Then we have two phase 1b studies, one of which is already up and running in severe AD, and that's a placebo-controlled study, and then a moderate asthma study, very similar to what the Sanofi study looked like with Lonsicamig. That is due to kick off imminently. We'll have both of those readouts in the back part of 2026 as well, so pretty rich catalyst year on the biologic side. Then on the oral small molecule side, it's really underpinned by our ITK franchise. So 2138 is the lead molecule there. That's an ITK JAK3 inhibitor. That is a phase IIb-ready asset. As I've mentioned to you, we are in the process of down selecting a lead indication, which will happen shortly.

and then what we've done is we've engineered out the JAK3 component to have an ITK selective, group of assets, and one is super selective for ITK, the other tickles TXK, and so both of those programs are moving towards IND. They're currently in IND enabling talks as we speak. And so in the next few months, we'll be getting into IND on that lead program and then getting into the clinic. So, you know, I think the, the two that we get asked most about are the next gen ITK and the, and the bispecific, and so we're really excited about those two assets.

Speaker 2

Great. So let's just maybe start with besakitug, and you know, the learnings that you would hope to kind of bring forward with the TSLP-targeted monoclonal, you know, and maybe you just can kinda contextualize what we've seen in atopic dermatitis in the past with other TSLPs.

Speaker 3

Sure. Hugh, you want to-

Speaker 1

Yeah, I'm happy to take that. Yeah, so bosakitug is a TSLP 20-23 day half-life, but really, its claim to fame is its residence time on TSLP over 400 hours. We tested that against a number of clinical candidates, as well as Tezspire, we're 70 times more potent than Tezspire, and more potent than the others tested as well. We had a Phase IIa study earlier run when I was at Biogen, and we showed that we could achieve, with six months of therapy, we could achieve EASI score reduction of 94, or 94% EASI-75, and then on top of that, an IGA 0/1 of 88% of our subjects.

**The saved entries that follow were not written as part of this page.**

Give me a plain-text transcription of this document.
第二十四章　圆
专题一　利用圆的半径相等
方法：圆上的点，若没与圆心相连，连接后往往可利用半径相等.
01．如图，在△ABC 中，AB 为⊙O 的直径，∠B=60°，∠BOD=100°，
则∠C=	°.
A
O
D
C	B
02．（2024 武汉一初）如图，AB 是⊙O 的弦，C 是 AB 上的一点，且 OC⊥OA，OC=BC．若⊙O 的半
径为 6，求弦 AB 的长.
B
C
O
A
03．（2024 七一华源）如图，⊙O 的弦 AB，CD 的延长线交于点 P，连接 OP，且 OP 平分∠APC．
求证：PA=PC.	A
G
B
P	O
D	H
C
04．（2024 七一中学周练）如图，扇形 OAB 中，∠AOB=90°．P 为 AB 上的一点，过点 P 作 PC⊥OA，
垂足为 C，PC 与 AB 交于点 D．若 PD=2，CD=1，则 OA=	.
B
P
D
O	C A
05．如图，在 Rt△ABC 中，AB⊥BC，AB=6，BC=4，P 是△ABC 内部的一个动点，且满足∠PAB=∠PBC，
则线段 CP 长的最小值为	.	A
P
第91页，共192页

So that was really the impetus to moving that asset into a phase II study within Aclaris. And ultimately, the goal would be, you know, that this molecule, if it's anywhere near what we saw in the open label, we would be able to think about taking that forward with partners or licensing it or combining it with other assets that would be able to address the AD market as a first-in-class, best-in-class T-TSLP antibody.

Speaker 2

Great. And then, you know, remind us just sort of the differences that would be from the Phase IIa that you just mentioned, you know, and opportunity for the more fulsome Phase II program.

Speaker 1

Yeah, I mean, the, you know, the downside to an open label is it's open label. And so this time, you know, we have 90 subjects, it's powered on EASI reduction, and it ultimately is a 2-to-1 randomization against placebo. It's monotherapy, and at the end of this, it's 24 weeks of therapy also. And again, we're hoping to recapitulate at least, you know, two-thirds of the activity. If it looks anything like Dupixent, it would be a home run in terms of having another modality for derms to be able to treat patients. But at the same time, we also know that we have a bispecific using the same TSLP, and so there's gonna be some trade-offs in terms of indications that we would pursue.

Speaker 2

And given the residence time, and the half-life, can you just remind us what you would expect the dosing frequency to be?

Speaker 1

Yeah. So in the IIa, we stopped dosing at week 24, and we actually still saw an EASI-75 response at week 12 after that last dose. And so there's an opportunity, again, in a much broader data set to be able to see a longer dosing interval. 2-3 months would be our expectation.

Speaker 2

... Great. So let's just shift gears to the bispecific. You know, ATI-052, you know, can you help us understand a little bit of the, you know, different characteristics and what we learned from the PK/PD dataset specifically?

Speaker 1

Yeah. So, you know, one of the major concerns going after IL-4R, as along with TSLP, is that you do have target-mediated drug disposition, and that's the reason why molecules like DUPI have a relatively short half-life, 8 or 9 days. So one of the key drivers for us was to make sure that our antibody had a longer half-life, and so it was YTE mutated. And ultimately, we showed in that dataset that we achieved 26-day half-life. So that was really quite a good win in terms of being able to dose that drug, with a wider dosing interval again, but also to be able to offset the TMDD that might be apparent, in the clinical plan. On the other side, the TSLP antibody, we have the same 400-hour residence time, and we're able to really knock TSLP down completely.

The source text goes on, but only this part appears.